During these uncertain times, people are turning to prayer to seek comfort and detach from the outside world. But as COVID-19 cases increase throughout the United States, everyone is still highly encouraged to stay at home to curb the coronavirus’ spread.
Fortunately, churches and ministries have taken it upon themselves to reach out to their members. Other church and spiritual leaders have also gone creative, creating alternative ways for the faithful to praise and worship in peace during the COVID-19 pandemic. Here are several options your ministry can set up to stay connected to the rest of the congregation.
- Broadcast the worship service
Bring the ministry to its members’ homes by doing a livestream of worship services. You can use Facebook Live, which is easy to set up. It is also accessible not only to ministry members, but other people as well as long as well. A laptop or desktop is not needed, as you can livestream the service using a smartphone.

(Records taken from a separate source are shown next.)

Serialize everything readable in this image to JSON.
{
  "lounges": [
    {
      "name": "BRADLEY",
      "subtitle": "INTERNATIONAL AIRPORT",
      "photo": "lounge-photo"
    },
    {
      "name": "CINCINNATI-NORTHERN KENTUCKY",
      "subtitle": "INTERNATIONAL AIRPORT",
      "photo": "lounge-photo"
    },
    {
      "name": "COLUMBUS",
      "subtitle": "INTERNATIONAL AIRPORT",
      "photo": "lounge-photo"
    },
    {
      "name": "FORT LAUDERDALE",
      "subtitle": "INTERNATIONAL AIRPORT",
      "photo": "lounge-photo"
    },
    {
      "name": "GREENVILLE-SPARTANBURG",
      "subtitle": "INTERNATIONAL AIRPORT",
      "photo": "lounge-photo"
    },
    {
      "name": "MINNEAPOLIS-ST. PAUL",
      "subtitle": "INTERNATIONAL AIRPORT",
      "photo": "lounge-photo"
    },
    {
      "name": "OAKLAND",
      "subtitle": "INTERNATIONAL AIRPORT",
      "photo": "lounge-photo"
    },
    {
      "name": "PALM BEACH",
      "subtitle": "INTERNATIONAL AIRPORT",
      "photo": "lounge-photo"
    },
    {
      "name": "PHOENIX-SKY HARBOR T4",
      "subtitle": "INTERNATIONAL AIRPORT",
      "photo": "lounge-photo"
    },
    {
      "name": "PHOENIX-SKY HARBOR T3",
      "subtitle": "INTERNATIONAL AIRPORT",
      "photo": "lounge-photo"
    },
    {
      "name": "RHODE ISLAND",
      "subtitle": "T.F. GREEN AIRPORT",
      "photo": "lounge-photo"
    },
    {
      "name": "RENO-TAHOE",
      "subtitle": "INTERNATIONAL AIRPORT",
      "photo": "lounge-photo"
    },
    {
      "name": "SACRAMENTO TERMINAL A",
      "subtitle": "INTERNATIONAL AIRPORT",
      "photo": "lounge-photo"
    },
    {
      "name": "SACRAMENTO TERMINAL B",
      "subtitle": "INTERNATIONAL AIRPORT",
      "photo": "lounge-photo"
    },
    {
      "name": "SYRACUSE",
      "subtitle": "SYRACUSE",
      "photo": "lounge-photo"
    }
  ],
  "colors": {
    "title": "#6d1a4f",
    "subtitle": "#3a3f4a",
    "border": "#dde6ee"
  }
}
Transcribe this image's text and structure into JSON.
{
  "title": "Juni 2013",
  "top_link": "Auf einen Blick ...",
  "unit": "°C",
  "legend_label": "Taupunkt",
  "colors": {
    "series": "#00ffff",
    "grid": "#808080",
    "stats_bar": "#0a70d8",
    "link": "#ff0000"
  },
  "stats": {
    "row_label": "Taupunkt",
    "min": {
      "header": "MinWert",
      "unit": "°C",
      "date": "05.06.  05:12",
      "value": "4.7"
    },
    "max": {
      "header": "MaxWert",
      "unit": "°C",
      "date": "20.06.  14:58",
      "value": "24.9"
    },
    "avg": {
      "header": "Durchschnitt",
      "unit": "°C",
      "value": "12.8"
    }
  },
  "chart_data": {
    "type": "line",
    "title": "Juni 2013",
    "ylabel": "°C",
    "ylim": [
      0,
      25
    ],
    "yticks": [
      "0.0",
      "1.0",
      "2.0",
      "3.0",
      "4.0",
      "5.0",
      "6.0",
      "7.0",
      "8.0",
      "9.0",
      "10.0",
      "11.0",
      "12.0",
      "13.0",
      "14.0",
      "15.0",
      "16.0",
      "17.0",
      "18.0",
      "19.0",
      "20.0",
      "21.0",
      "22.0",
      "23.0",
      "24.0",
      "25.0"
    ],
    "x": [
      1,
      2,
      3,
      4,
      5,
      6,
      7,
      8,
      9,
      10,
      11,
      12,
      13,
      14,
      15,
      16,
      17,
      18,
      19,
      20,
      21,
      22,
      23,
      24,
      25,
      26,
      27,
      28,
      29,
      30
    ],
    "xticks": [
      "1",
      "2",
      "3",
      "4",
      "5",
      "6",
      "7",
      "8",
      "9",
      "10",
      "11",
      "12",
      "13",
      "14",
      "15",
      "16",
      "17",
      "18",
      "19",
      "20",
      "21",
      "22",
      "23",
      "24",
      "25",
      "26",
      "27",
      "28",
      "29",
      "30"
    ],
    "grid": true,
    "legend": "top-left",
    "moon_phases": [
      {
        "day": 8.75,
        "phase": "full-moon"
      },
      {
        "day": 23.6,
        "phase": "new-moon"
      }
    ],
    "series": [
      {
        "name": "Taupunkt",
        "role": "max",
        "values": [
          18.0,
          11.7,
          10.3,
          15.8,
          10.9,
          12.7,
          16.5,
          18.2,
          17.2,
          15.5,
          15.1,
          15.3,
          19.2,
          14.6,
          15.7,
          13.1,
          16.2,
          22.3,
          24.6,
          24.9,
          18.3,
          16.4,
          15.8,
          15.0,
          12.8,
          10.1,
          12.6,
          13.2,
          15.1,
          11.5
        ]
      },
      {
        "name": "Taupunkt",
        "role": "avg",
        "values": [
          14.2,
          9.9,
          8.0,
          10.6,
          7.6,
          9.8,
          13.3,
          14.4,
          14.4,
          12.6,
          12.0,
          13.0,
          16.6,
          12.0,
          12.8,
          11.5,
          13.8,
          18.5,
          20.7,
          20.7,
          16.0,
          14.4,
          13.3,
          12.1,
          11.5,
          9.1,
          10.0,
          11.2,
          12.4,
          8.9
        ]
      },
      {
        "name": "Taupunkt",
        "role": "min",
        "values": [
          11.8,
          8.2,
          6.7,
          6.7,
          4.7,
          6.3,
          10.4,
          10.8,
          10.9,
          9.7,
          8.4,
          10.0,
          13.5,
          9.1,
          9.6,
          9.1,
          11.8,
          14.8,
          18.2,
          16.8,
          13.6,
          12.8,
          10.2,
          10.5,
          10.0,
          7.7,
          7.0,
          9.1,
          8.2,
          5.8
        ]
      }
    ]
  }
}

Before you host a livestream, do not forget to invite ministry members or make a post about the scheduled virtual worship service on the ministry or church’s official Facebook page. This will encourage people to set a reminder and get a notification before the livestream starts.
Other tools you can use to host a virtual worship service include video conferencing software such as Zoom and Google Meet. Like Facebook Live, you can use a desktop, laptop, or smartphone to start the livestream. Viewers, however, need to set up accounts on these platforms. Furthermore, you will need to provide invitations or links so viewers can access the video conference. If the ministry prefers a more private worship service, this is an option to consider.
- Provide a drive-in worship service
If your church property has spacious grounds and parking lots, a drive-in worship service may be an option to keep members engaged and connected. Unlike the virtual worship service hosted on video conferencing platforms, this will require people to come to church. On the brightside, social distancing will be effortless, as people will stay in their cars for the duration of the service.
For the ministry’s end, an area to conduct the drive-in worship service is not the only requirement. You will need tools, such as speakers and microphones, set up so that worshippers can listen to the sermon without getting out of their cars. As such, this may require technical support.
- Organize online activities
Does your church or ministry host several programs and activities? You can take these into the virtual space using the same video conferencing tools you might use in streaming worship services.
To keep it manageable, organize smaller sessions. This will allow everyone in the video conference to actively participate in the discussions. Churches and ministries can do this for a variety of activities, from prayer meetings, bible studies, book clubs, and more.
As you set schedules throughout the week, be mindful of the congregation’s work hours and personal routines. This way, participation can be ensured.
- Encourage members to hold smaller meetings
The COVID-19 pandemic is a great time for ministry members to walk the talk and exercise what they have learned from the church. You can encourage them to lead prayer meetings, bible studies, and more within their own homes. If it is relatively safe, they can reach out to their neighbors and invite them to join.
For the church or the ministry’s part, you can provide these leaders resources that will help them host these sessions, such as conversation and prayer guides, as well as activity pages.
In addition to encouraging the congregation to hold these meetings, remind members to ask their neighbors and friends for feedback and suggestions. The church or the ministry can use these to further improve their distance worship services and other initiatives during the pandemic.
- Be active on social media
With all the social distancing and restrictions, it is especially important for churches, ministries, and other religious organizations to make their online presence felt. Social media activity will remind members that they are still part of a larger purpose. And for members who live alone, these social media pages can make them feel less lonely.
There are plenty of things churches and ministries can post on their social media pages. Aside from announcements and updates about the community, you can post missions for different days, prayers, inspirational messages and videos, and other feel-good content that can uplift the congregation.
Although the church property has ceased to be the gathering place for the community in the meantime, your congregation can still foster a loving and nurturing relationship through other ways.